What I want to prove is that the political idea of nationalism in India stands against JNU. From the above arguments, we found that many political scientists have defined the state as a mechanism which monopolises power, and nationalism as influenced by ethnocentrism and fascism. Nationalism, in a political sense, ignores heterogeneity and pluralism. But the non-conformist JNU students stand for individualism, pluralism, human rights and liberty, and a ‘Marxist’ nationalism. All these ideas appear completely anathema to the current popular and political idea of nationalism.

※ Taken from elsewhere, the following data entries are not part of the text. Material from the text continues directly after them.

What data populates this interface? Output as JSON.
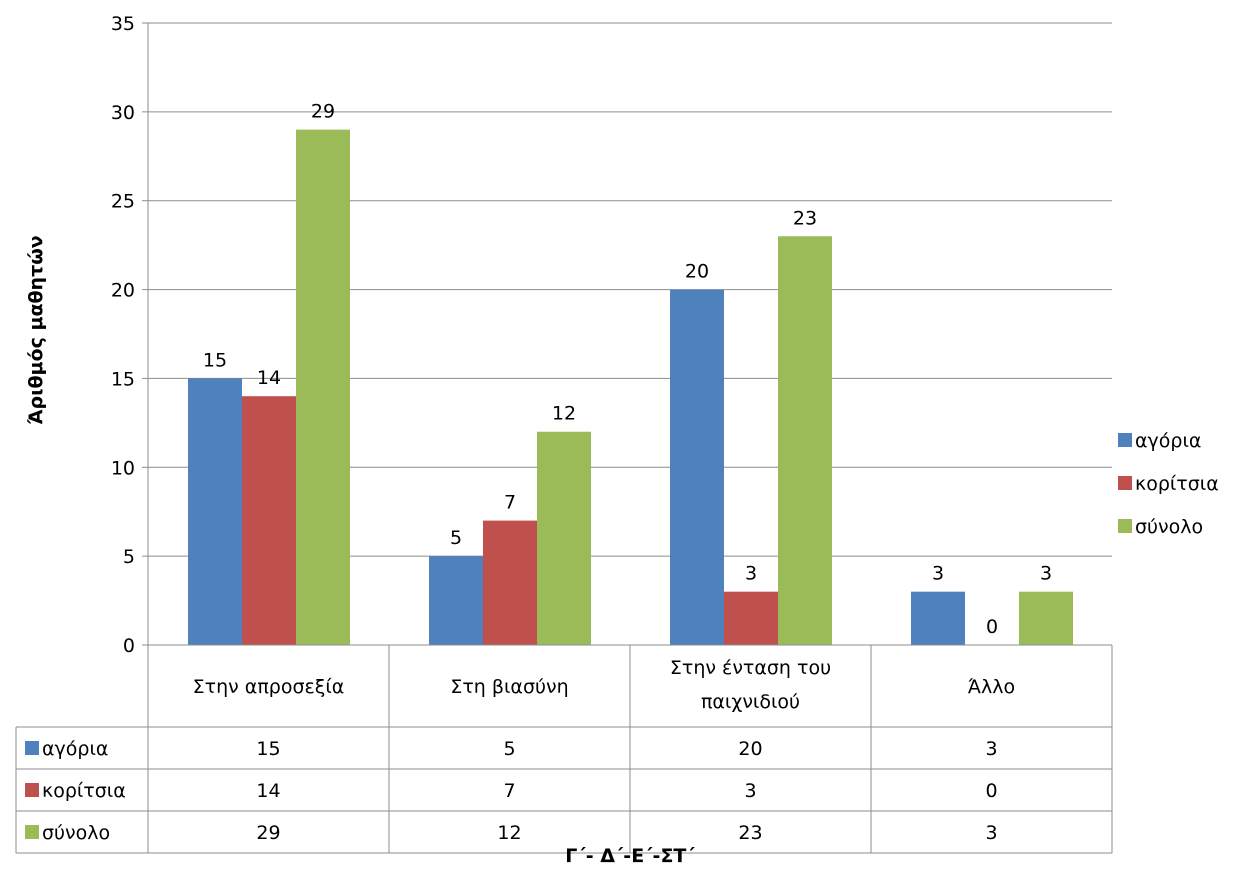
{
  "chart_data": {
    "type": "bar",
    "categories": [
      [
        "Στην απροσεξία"
      ],
      [
        "Στη βιασύνη"
      ],
      [
        "Στην ένταση του",
        "παιχνιδιού"
      ],
      [
        "Άλλο"
      ]
    ],
    "series": [
      {
        "name": "αγόρια",
        "color": "#4F81BD",
        "values": [
          15,
          5,
          20,
          3
        ]
      },
      {
        "name": "κορίτσια",
        "color": "#C0504D",
        "values": [
          14,
          7,
          3,
          0
        ]
      },
      {
        "name": "σύνολο",
        "color": "#9BBB59",
        "values": [
          29,
          12,
          23,
          3
        ]
      }
    ],
    "ylabel": "Άριθμός μαθητών",
    "xlabel": "Γ΄- Δ΄-Ε΄-ΣΤ΄",
    "ylim": [
      0,
      35
    ],
    "yticks": [
      0,
      5,
      10,
      15,
      20,
      25,
      30,
      35
    ],
    "grid": true,
    "legend_position": "right",
    "data_table": true
  }
}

In India, the confusion about nationalism arises because it is politically defined but, philosophically, its definition is impoverished. Unlike other ‘isms’ there are none, or very few such, great contributors who have described the idea of nationalism philosophically. The conflict between the definition and interpretation of ‘nationalism in the eyes of historians’ and the ‘Modern Nation State in the eyes of liberal democrats’ seems to have no fixed solution. Historians have described nationalism as a political idea evolved to get rid of certain political tensions, and to constitute a nation which is homogenous. Such a way of looking at it suits the pseudo-nationalists. But liberal democrats describe nationalism from a philosophical perspective where liberty, equality, fraternity and justice exist. They describe a nation (specifically India) as a “sovereign, socialist, secular, democratic republic.”

I will end by giving the definition of non-egoistic nationalism as described by Ernest Gellner. “Non-egoistic Nationalism is the desirability of preserving cultural diversity, of a pluralistic international political system, and of the diminution of internal strains within states.”